UC-Berkeley upset the heavily-favored UC-Irvine, and went on to win the Melee Games finals at Super Nebulous 3 in New York City a few months later.
This tournament would provide the foundation for Faceroll’s rock-solid mental game. Most players struggle when playing against a known or a top player; they spend too much time in their own head, concerned about what a win might mean, that they lose track of the game and their tech starts to slip. For a player like Faceroll, who banks so much of his success on frame perfection, this was unacceptable. He developed a complete confidence in his play, and his merciless heckling at the hands of the NorCal crowd made all other pressures fade away in comparison. While his mindset leaving Chicago was definitely founded in scrubby habits and behavior, his first year at UC-Irvine sharpened it into a threatening presence. He sums up his healthy mindset with the following:
“I think the most important part about melee is belief in yourself. This is a very mental thing, but 'hesitation is the seed of defeat'. If you don’t try and implement the techniques that will lead to victory, how could you ever hope to be the victor? ...Also I think it’s important to never worry about the small things. There will always be another tournament, there will always be another ranking period, there will always be another set, it’s fine. If you blow it, then you blew it, that’s all there is to it. (that rhymes and I kind of wish it didn’t). In my life I definitely am very relaxed as a person. There is no reason to worry about things, in my opinion. If something is going wrong, then you can attempt to fix it, but becoming distraught doesn’t help anything. If you’re in a bad spot, it’ll get better, no reason to let it ruin your life or your mentality”
That doesn’t mean he’s perfect by any stretch. He acknowledges that he’s developed a bit of an ego, and also begrudgingly admits that he isn’t very thoughtful when he plays. He calls his neutral gameplan “full of cheese”, abusing crouch cancelling at every possible opportunity and taking full advantage of Sheik’s potential zero-to-death punish game.
This is likely the reason he has such a great track record against fast fallers, but struggles mightily against Puff, Ice Climbers, and Peach. When he goes up against a better, more experienced player, he will lose a majority of neutral interactions. In fast faller matchups, this is okay; a single neutral win for Faceroll means a stock loss for his opponent. But in floatier matchups, he can’t rely on his tech chases and zero-to-death punishes, and instead has to try and fight a war of attrition against a more skilled opponent. He is working on incorporating a better neutral game into his play, but other players have theorized this can only come with time. Time is certainly the only thing that can tell.
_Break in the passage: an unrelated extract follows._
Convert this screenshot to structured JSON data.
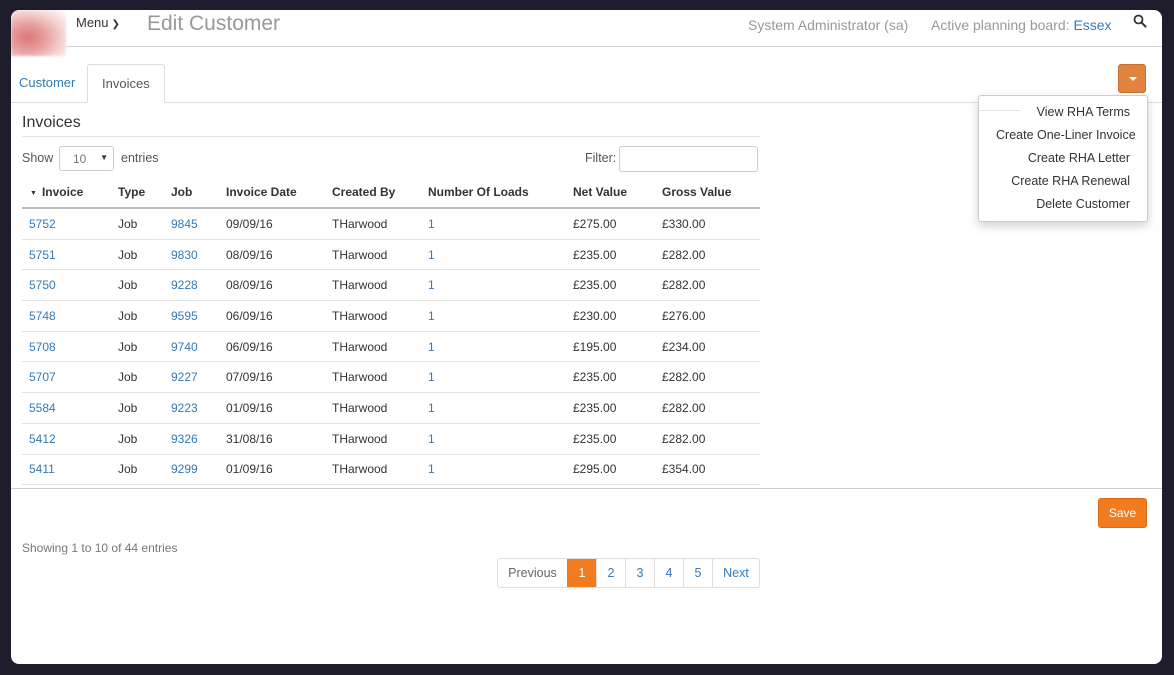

As of now, Faceroll is poised to place on MIOM’s top 100 ranking at year’s end, but he’s not done there. He has been honed by California’s best, and is now setting his eyes on the top. With wins over Westballz and Lucky, Faceroll confidently believes he is capable of beating any space animal on the planet, and eagerly awaits the day he has to play Mango, PPMD, or Leffen in bracket. He is one of the rare Sheik players who believes she is actually underrated, saying that her low spot on people’s tier lists is due to misconceptions about her matchups versus floaties and that her ability to reaction tech chase is a myth.
He is out there proving that incorrect, and although he still struggles in floaty matchups, he is trying to demonstrate how busted Sheik can be at the top level. His ultimate goal is to be the best in the world, and to that end he has a message for everyone in his way:
“Anyone on the top 100, including at the very top: I am not afraid of you.”